Unlike most binary lots — which are typically cast multiply affording a variety of possible outcomes — coins are most often cast (flipped or spun) singly, resulting in a simple yes/no, win/lose outcome. Both the lot and its outcome are binary. Further, a coin's two sides are very nearly symmetrical, so that they can each be expected to appear reasonably close to 50% of the time, unlike cowries, half-round staves, and some other forms of binary lots.

The coin flipping game now known as Heads or Tails is ancient, going back at least to classical Greece, where Aristophanes knew it as Artiasmos, and classical Rome, where it was known as Caput aut Navis ('Head or Ship'), the two images on either side of some Roman coins. In the medieval period, various nations stamped various images on their coins, so that Italians played Fiori o Santi ('Flower or Saint'), Spaniards played Castile or Leon, Germans played Wappen oder Schrift ('Weapon or Writing'), and the French played Croix ou Pile ('Cross or Reverse').

Whereas most of these terms describe the images stamped on both sides, both the earlier English Cross and Pile (equivalent to the French, above) and the current English Heads or Tails describe only one side. Pile does not describe what is pictured: it merely indicates 'the reverse side'; likewise Tail indicates 'the side opposite the head'.

For centuries, coin tosses have served both as complete games, and as preliminaries to actions in other games: as early as the 1660s Francis Willughby notes Cross & Pile being played by children as an independent game, but also cases in which Cross & Pile is used to determine who takes a turn first in other games.

Coins are commonly used in I Ching divination (although the tallying of Achillea alpina (yarrow) stalks is the older method). The usual method involves casting three coins to generate each of the six lines of a hexagram.

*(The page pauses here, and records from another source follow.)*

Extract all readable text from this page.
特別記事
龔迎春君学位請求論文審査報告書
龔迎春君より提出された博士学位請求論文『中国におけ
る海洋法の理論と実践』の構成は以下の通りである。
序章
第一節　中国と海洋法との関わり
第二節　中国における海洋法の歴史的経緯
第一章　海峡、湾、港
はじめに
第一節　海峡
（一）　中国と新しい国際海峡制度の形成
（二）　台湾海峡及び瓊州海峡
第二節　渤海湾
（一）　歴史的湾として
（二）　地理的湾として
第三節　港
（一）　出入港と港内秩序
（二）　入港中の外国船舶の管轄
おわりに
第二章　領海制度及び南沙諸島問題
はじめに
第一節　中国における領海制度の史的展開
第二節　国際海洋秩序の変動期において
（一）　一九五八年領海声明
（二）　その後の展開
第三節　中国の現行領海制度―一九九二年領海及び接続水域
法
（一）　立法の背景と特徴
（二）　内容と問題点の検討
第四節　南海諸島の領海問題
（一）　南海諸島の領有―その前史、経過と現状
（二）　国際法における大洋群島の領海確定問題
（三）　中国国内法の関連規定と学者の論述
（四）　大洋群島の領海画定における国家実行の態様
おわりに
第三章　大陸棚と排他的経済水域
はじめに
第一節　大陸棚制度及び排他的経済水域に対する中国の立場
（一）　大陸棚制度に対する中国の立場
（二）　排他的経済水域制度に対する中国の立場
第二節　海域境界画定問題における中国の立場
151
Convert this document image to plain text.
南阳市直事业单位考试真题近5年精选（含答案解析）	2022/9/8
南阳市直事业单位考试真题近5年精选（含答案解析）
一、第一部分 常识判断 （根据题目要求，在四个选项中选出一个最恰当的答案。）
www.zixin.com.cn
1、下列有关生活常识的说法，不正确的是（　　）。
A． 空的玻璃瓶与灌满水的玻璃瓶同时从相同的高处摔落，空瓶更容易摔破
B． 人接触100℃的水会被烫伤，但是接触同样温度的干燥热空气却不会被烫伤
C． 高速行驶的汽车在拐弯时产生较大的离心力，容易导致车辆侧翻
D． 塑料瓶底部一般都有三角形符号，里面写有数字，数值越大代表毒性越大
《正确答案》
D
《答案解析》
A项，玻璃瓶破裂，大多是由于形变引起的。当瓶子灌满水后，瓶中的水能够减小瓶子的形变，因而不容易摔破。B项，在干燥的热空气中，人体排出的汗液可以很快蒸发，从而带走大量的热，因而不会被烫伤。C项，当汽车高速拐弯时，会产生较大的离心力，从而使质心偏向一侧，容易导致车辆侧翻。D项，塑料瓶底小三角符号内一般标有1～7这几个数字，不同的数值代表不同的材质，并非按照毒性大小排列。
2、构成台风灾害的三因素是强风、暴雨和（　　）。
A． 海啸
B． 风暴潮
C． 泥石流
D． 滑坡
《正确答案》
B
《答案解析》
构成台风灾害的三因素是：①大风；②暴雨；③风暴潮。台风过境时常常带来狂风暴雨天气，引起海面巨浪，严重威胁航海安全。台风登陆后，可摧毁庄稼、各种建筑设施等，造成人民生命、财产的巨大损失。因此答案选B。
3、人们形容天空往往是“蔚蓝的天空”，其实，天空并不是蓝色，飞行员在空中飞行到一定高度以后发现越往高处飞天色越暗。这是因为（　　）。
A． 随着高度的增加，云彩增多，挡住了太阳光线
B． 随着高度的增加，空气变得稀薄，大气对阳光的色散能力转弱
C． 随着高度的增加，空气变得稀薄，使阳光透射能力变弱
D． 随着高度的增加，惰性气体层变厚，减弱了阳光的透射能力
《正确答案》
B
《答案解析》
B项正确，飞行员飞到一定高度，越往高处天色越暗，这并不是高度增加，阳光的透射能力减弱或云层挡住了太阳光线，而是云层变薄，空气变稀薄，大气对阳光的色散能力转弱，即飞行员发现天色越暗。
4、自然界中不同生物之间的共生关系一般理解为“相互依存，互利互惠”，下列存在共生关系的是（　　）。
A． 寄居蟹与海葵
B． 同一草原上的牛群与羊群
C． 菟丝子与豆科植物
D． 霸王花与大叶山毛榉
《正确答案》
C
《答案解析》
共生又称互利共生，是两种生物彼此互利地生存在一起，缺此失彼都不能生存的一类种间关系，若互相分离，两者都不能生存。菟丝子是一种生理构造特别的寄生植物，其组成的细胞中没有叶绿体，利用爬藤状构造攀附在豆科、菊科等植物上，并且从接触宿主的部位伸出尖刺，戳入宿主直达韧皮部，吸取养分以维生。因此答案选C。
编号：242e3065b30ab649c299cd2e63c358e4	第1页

Historically, Chinese coins had only one marked side (stamped with writing), and in this procedure it is regarded as yin and given a numerical value of 2, while the unmarked reverse is yang and given a value of 3. The sum of the values of the three cast coins will be between 6 and 9; an even sum means one of the six lines of the hexagram is yin, while odd means yang, with equal probabilities. The cast simultaneously gives a second binary result with unequal probabilities: The sums 7 and 8 mean the line is "young", where as the less likely sums 6 and 9 mean the line is "old" and about to change to its opposite.

The oracular text Ling Ch'i Ching is consulted using 12 wooden disks, strictly, Chinese Chess pieces made from a lightning-struck tree; unsurprisingly, other congruent objects such as home-made disks, wooden checkers, and coins are normally substituted. The 12 disks comprise 4 each of 3 types (say, 4 quarters, 4 nickels, and 4 pennies), so that a single cast is equivalent to 3 differentiated casts of 4 undifferentiated lots, yielding 1 of 125 possible outcomes (=(4+1)3).